Alcatel-Lucent pourrait être rattrapé dès 2013 par ses échéances de dette

le 07/11/2011 L'AGEFI Quotidien / Edition de 7H

L’équipementier télécoms, dont la structure de bilan s’est détériorée à fin septembre, abandonne son objectif de cash-flow libre positif pour 2011

En abaissant d’un point à 4% sa prévision de marge d’exploitation ajustée pour l’ensemble de l’exercice 2011, Alcatel-Lucent voit s’éloigner son objectif de redevenir une «entreprise normale» dans la dernière ligne droite de son plan de transformation triennal. Malgré un bénéfice net trimestriel à fin septembre multiplié par huit, à 194 millions d’euros, l’équipementier télécoms constate une prudence accrue dans les investissements des opérateurs en Europe. Cette tendance qui va continuer à peser sur le chiffre d’affaires rend caduque son ambition de générer un cash-flow libre positif cette année.
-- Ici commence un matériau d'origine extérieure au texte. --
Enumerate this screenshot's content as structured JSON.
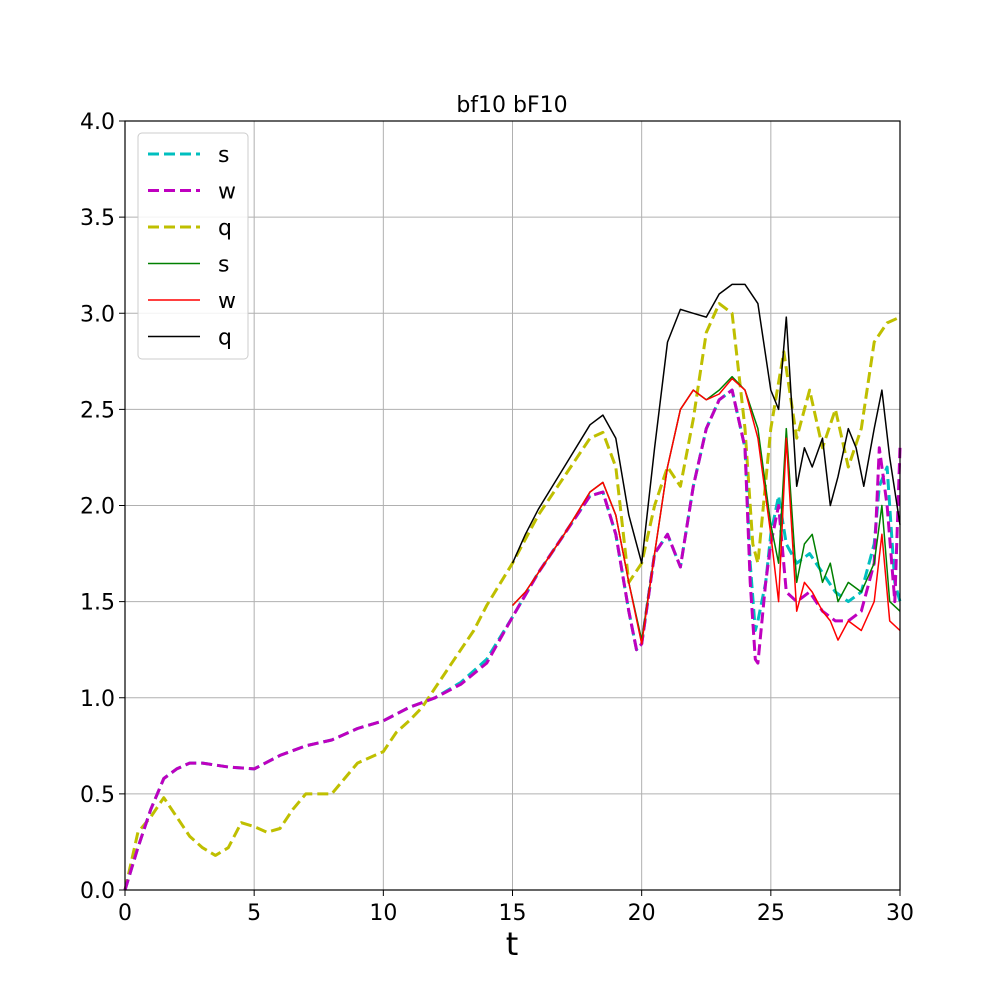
{
  "chart_data": {
    "type": "line",
    "title": "bf10  bF10",
    "xlabel": "t",
    "ylabel": "",
    "xlim": [
      0,
      30
    ],
    "ylim": [
      0,
      4.0
    ],
    "xticks": [
      "0",
      "5",
      "10",
      "15",
      "20",
      "25",
      "30"
    ],
    "yticks": [
      "0.0",
      "0.5",
      "1.0",
      "1.5",
      "2.0",
      "2.5",
      "3.0",
      "3.5",
      "4.0"
    ],
    "grid": true,
    "legend_position": "upper-left",
    "series": [
      {
        "name": "s",
        "color": "#00bfbf",
        "style": "dashed",
        "x": [
          0,
          0.5,
          1,
          1.5,
          2,
          2.5,
          3,
          4,
          5,
          6,
          7,
          8,
          9,
          10,
          11,
          12,
          13,
          14,
          15,
          16,
          17,
          18,
          18.5,
          19,
          19.5,
          19.8,
          20,
          20.5,
          21,
          21.5,
          22,
          22.5,
          23,
          23.5,
          24,
          24.2,
          24.4,
          24.5,
          24.8,
          25,
          25.3,
          25.6,
          26,
          26.5,
          27,
          27.5,
          28,
          28.5,
          29,
          29.2,
          29.5,
          29.8,
          30
        ],
        "y": [
          0.0,
          0.22,
          0.42,
          0.58,
          0.63,
          0.66,
          0.66,
          0.64,
          0.63,
          0.7,
          0.75,
          0.78,
          0.84,
          0.88,
          0.95,
          1.0,
          1.08,
          1.2,
          1.42,
          1.65,
          1.85,
          2.05,
          2.07,
          1.85,
          1.45,
          1.25,
          1.28,
          1.75,
          1.85,
          1.68,
          2.1,
          2.4,
          2.55,
          2.6,
          2.3,
          1.7,
          1.35,
          1.4,
          1.6,
          1.85,
          2.05,
          1.8,
          1.7,
          1.75,
          1.65,
          1.55,
          1.5,
          1.55,
          1.8,
          2.1,
          2.2,
          1.6,
          1.5
        ]
      },
      {
        "name": "w",
        "color": "#bf00bf",
        "style": "dashed",
        "x": [
          0,
          0.5,
          1,
          1.5,
          2,
          2.5,
          3,
          4,
          5,
          6,
          7,
          8,
          9,
          10,
          11,
          12,
          13,
          14,
          15,
          16,
          17,
          18,
          18.5,
          19,
          19.5,
          19.8,
          20,
          20.5,
          21,
          21.5,
          22,
          22.5,
          23,
          23.5,
          24,
          24.2,
          24.4,
          24.5,
          24.8,
          25,
          25.3,
          25.6,
          26,
          26.5,
          27,
          27.5,
          28,
          28.5,
          29,
          29.2,
          29.5,
          29.8,
          30
        ],
        "y": [
          0.0,
          0.22,
          0.42,
          0.58,
          0.63,
          0.66,
          0.66,
          0.64,
          0.63,
          0.7,
          0.75,
          0.78,
          0.84,
          0.88,
          0.95,
          1.0,
          1.07,
          1.18,
          1.42,
          1.65,
          1.85,
          2.05,
          2.07,
          1.85,
          1.45,
          1.25,
          1.28,
          1.75,
          1.85,
          1.68,
          2.1,
          2.4,
          2.55,
          2.6,
          2.3,
          1.6,
          1.2,
          1.18,
          1.6,
          1.8,
          2.0,
          1.55,
          1.5,
          1.55,
          1.45,
          1.4,
          1.4,
          1.45,
          1.7,
          2.3,
          2.0,
          1.5,
          2.3
        ]
      },
      {
        "name": "q",
        "color": "#bfbf00",
        "style": "dashed",
        "x": [
          0,
          0.5,
          1,
          1.5,
          2,
          2.5,
          3,
          3.5,
          4,
          4.5,
          5,
          5.5,
          6,
          6.5,
          7,
          7.5,
          8,
          8.5,
          9,
          10,
          10.5,
          11,
          11.5,
          12,
          12.5,
          13,
          13.5,
          14,
          15,
          16,
          17,
          18,
          18.5,
          19,
          19.5,
          20,
          20.5,
          21,
          21.5,
          22,
          22.5,
          23,
          23.5,
          24,
          24.3,
          24.5,
          25,
          25.5,
          26,
          26.5,
          27,
          27.5,
          28,
          28.5,
          29,
          29.5,
          30
        ],
        "y": [
          0.0,
          0.3,
          0.38,
          0.48,
          0.38,
          0.28,
          0.22,
          0.18,
          0.22,
          0.35,
          0.33,
          0.3,
          0.32,
          0.42,
          0.5,
          0.5,
          0.5,
          0.58,
          0.66,
          0.72,
          0.82,
          0.88,
          0.95,
          1.05,
          1.15,
          1.25,
          1.35,
          1.48,
          1.7,
          1.95,
          2.15,
          2.35,
          2.38,
          2.2,
          1.6,
          1.7,
          2.0,
          2.2,
          2.1,
          2.45,
          2.9,
          3.05,
          3.0,
          2.4,
          1.8,
          1.7,
          2.4,
          2.8,
          2.35,
          2.6,
          2.3,
          2.5,
          2.2,
          2.4,
          2.85,
          2.95,
          2.98
        ]
      },
      {
        "name": "s",
        "color": "#008000",
        "style": "solid",
        "x": [
          15,
          15.5,
          16,
          17,
          18,
          18.5,
          19,
          19.5,
          20,
          20.5,
          21,
          21.5,
          22,
          22.5,
          23,
          23.5,
          24,
          24.5,
          25,
          25.3,
          25.6,
          26,
          26.3,
          26.6,
          27,
          27.3,
          27.6,
          28,
          28.5,
          29,
          29.3,
          29.6,
          30
        ],
        "y": [
          1.48,
          1.55,
          1.65,
          1.85,
          2.07,
          2.12,
          1.95,
          1.6,
          1.3,
          1.75,
          2.2,
          2.5,
          2.6,
          2.55,
          2.6,
          2.67,
          2.6,
          2.4,
          1.9,
          1.7,
          2.4,
          1.6,
          1.8,
          1.85,
          1.6,
          1.7,
          1.5,
          1.6,
          1.55,
          1.7,
          2.0,
          1.5,
          1.45
        ]
      },
      {
        "name": "w",
        "color": "#ff0000",
        "style": "solid",
        "x": [
          15,
          15.5,
          16,
          17,
          18,
          18.5,
          19,
          19.5,
          20,
          20.5,
          21,
          21.5,
          22,
          22.5,
          23,
          23.5,
          24,
          24.5,
          25,
          25.3,
          25.6,
          26,
          26.3,
          26.6,
          27,
          27.3,
          27.6,
          28,
          28.5,
          29,
          29.3,
          29.6,
          30
        ],
        "y": [
          1.48,
          1.55,
          1.65,
          1.85,
          2.07,
          2.12,
          1.95,
          1.6,
          1.28,
          1.75,
          2.2,
          2.5,
          2.6,
          2.55,
          2.58,
          2.66,
          2.6,
          2.35,
          1.85,
          1.5,
          2.35,
          1.45,
          1.6,
          1.55,
          1.45,
          1.4,
          1.3,
          1.4,
          1.35,
          1.5,
          1.85,
          1.4,
          1.35
        ]
      },
      {
        "name": "q",
        "color": "#000000",
        "style": "solid",
        "x": [
          15,
          15.5,
          16,
          17,
          18,
          18.5,
          19,
          19.5,
          20,
          20.5,
          21,
          21.5,
          22,
          22.5,
          23,
          23.5,
          24,
          24.5,
          25,
          25.3,
          25.6,
          26,
          26.3,
          26.6,
          27,
          27.3,
          27.6,
          28,
          28.3,
          28.6,
          29,
          29.3,
          29.6,
          30
        ],
        "y": [
          1.7,
          1.85,
          1.98,
          2.2,
          2.42,
          2.47,
          2.35,
          1.95,
          1.7,
          2.3,
          2.85,
          3.02,
          3.0,
          2.98,
          3.1,
          3.15,
          3.15,
          3.05,
          2.6,
          2.5,
          2.98,
          2.1,
          2.3,
          2.2,
          2.35,
          2.0,
          2.15,
          2.4,
          2.3,
          2.1,
          2.4,
          2.6,
          2.25,
          1.9
        ]
      }
    ]
  }
}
Le groupe devrait au contraire terminer l’exercice avec un flux net de trésorerie négatif d’environ 800 millions d’euros, un niveau similaire à celui de 2010.

Si Alcatel-Lucent compte sur des économies supplémentaires de 500 millions et une meilleure gestion des stocks pour générer un cash-flow libre positif en 2012, rien n’est moins sûr avec un marché global des équipements télécoms qui pourrait reculer de 5%, selon plusieurs bureaux d’analyse. «Une marge d’exploitation supérieure à 5% et une légère croissance du chiffre d’affaires sont nécessaires pour assurer la viabilité du groupe à moyen terme dans son périmètre actuel et sans financement externe», ont d’ailleurs calculé les analystes d’Exane BNP Paribas.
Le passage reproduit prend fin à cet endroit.